Alors, où est notre miracle de Pâques, mort et résurrection ? Eh bien, en fait, l’Autorité des Services Financiers est morte et renaît sous la forme de Service des Règles Discrétionnaires qui fait partie de la Banque d’Angleterre et qui va s’occuper de sociétés de services financiers tandis que la Police de la Conduite Financière sera le chien de garde chargé de surveiller le comportement de la City. La future séparation totale entre banques et sociétés d’investissement, tant annoncée pour prévenir les catastrophes induites par l’économie de casino de ces dernières années, n’apparaît nulle part, tellement le secteur financier y est opposé.
Au milieu de ces coupes, la Grande-Bretagne dépense encore une fortune et a l’intention d’aller de l’avant avec le remplacement du Trident, son système d’arme nucléaire. Quelque chose ne tourne pas rond ici.
La violence économique tue
Violence : « exercice injuste ou injustifié de la force ou de la puissance contre les droits ou les lois » (dictionnaire en ligne). Etant donné que la violence engendre davantage de violence, nous ne pouvons que considérer les actions de cette nouvelle étape comme une provocation.
Dans « le Niveau de l’esprit : pourquoi les sociétés plus égalitaires font presque toujours mieux ? », Richard G. Wilkinson et Kate Pickett soutiennent qu’il existe « des effets pervers de l’inégalité sur les sociétés : érosion de la confiance, augmentation de l’anxiété et de la maladie, consommation excessive ». Ce livre affirme que pour chacun d’une série de onze problèmes sanitaires et sociaux (santé physique, santé mentale, toxicomanie, éducation, emprisonnement, obésité, mobilité sociale, solidarité et vie communautaire, violence, grossesses précoces et petite enfance), les résultats sont nettement moins bons dans les pays riches plus inégalitaires.
Un nouveau système est en train de naître avec des formes économiques alternatives alliant mise en commun, coopératives, crédit entre pairs, coopératives de crédit locales, cogestion, participation des travailleurs aux bénéfices, crowdfunding (financement communautaire) et application des principes humanistes à de petites et moyennes industries.
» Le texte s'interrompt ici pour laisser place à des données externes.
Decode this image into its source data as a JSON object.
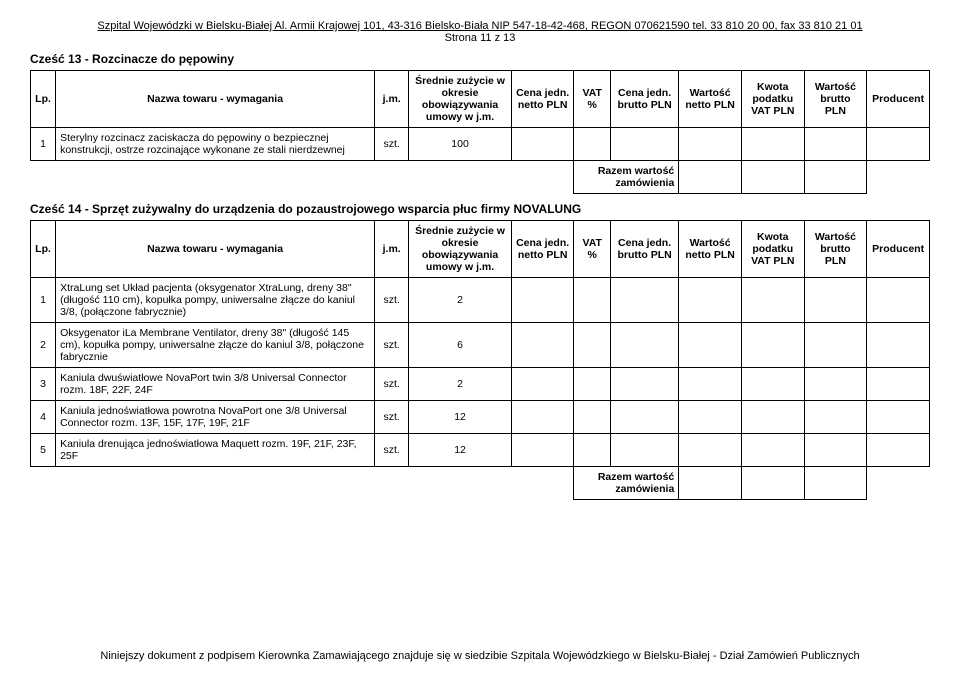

Son invisibilité dans les médias parle haut et fort de la complicité de ces médias avec les grandes entreprises qui manipulent le pouvoir politique aujourd’hui.
Une des réponses que nous pourrions faire au Chancelier britannique est de répandre l’information concernant les nouvelles initiatives et de participer à une discussion plus large à propos des éléments du nouveau système quand ils réaliseront finalement que ce système‑ci ne peut plus être réparé.